Isn't the 15Amp circuit an AC circuit that needs to rectified and regulated?

[D-17_Dave 12]

Sam, you could do this but engine rpm affects the voltage output. It also maxes out at 12 volts so even wide open the lights aren't very bright. As the rpm's drop the brightness does also. I ussually find these to be less than a crappy solution to have lights. If your not going to run the lights much like for mowing or some other long useage chore I'd leave it as it is and run it.

[ambler 0]

I thought the flywheel wouldn't support a full stator. I have an engine like sams and would like to upgrade to 16 amp dc.

[Al 6]

DAve, You are essentially correct and the 1 amp or 3 amp circuit does the same thing. It only charges at top rpms as the lights circuit with a diode will. As Bob asked, the 15 amp system must be regulated. This because the full wave rectified output from the stator is significantly higher than 14 volts and would try to charge at a higher rate than the 15 amps. What happens is the regulator controls the output from the stator and limits the output from the regulator rectifier to about 14.5 volts since this is about 2+ volts higher than the battery voltage, the current flows to the battery and charges it.
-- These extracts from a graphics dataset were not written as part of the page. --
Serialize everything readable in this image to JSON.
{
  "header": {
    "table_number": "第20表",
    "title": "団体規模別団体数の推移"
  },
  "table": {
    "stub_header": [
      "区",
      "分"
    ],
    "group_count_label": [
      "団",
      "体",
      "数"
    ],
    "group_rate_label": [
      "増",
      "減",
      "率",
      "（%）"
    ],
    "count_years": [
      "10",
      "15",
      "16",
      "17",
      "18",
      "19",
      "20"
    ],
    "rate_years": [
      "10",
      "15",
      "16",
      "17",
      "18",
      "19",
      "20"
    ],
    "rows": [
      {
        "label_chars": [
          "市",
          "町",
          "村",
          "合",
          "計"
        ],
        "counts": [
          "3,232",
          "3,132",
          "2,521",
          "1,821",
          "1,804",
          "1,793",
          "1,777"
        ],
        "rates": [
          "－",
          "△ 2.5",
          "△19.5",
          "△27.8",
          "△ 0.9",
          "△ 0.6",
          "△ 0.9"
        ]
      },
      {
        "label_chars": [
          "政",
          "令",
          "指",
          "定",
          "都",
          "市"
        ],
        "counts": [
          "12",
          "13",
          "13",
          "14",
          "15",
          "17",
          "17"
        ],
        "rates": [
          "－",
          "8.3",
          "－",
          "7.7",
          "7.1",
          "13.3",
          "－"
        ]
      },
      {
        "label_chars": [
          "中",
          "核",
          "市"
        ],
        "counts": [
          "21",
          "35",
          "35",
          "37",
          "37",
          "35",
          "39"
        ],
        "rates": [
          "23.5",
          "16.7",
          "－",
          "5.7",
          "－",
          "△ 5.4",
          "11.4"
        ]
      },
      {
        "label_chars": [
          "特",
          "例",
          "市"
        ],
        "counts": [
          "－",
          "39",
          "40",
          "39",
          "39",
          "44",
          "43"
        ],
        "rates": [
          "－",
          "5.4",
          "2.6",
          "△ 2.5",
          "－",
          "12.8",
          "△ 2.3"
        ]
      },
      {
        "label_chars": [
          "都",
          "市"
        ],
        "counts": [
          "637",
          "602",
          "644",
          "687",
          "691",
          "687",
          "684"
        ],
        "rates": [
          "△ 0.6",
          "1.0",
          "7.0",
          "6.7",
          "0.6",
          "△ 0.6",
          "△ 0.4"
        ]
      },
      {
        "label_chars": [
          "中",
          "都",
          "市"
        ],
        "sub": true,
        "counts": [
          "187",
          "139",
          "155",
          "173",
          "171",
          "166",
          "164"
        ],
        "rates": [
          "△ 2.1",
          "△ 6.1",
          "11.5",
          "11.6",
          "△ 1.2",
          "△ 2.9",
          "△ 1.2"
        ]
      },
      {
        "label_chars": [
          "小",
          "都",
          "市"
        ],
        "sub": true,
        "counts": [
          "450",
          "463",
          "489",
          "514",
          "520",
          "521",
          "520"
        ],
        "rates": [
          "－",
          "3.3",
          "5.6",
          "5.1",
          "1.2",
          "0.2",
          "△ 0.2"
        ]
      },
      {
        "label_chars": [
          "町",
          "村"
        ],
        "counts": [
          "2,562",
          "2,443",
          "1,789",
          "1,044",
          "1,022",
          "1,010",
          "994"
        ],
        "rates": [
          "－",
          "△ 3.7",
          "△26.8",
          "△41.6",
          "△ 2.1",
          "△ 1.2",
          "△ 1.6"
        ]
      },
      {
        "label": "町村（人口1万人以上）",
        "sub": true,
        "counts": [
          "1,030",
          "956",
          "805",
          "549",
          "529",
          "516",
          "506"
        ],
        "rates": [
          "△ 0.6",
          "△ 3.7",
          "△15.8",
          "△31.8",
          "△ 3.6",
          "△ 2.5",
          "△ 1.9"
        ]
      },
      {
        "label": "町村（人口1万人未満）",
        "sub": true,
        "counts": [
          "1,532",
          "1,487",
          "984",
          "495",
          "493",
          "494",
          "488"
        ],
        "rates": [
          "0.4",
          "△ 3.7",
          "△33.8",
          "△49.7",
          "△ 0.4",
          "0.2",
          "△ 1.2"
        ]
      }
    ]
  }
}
If there were no regulator, the voltage as the battery became charged would continue to go up and would try to go to maybe 20 volts, and this would overheat and boil the electrolyte out of the battery and destroy it. With these low amp systems the reason they are able to use them unregulated is they have limited output voltage from the stator and are only half wave rectified as you mentioned above. In reality they only charge near full throttle and since they only replace the power the starter used they eventually replace it. If lights are used even at full rpm the charging system capacity will not replace the energy the lights are using and the battery will discharge even though the charging system is still trying to charge the battrery when the unit is being used. Same thing happens with units with electric clutches, these charging systems can't be used with electric clutches. In the Vangards, there 3 sizes of magnets that get into the process also. Al Eden

[HubbardRA 19]

I agree with Al's explanation. I once took the output from the 15 amp alternator on a K341 Kohler, hooked it to a full wave bridge rectifier, then hooked the DC output from the rectifier thru a voltage regulator from a starter-generator. This setup worked great the whole time I had it.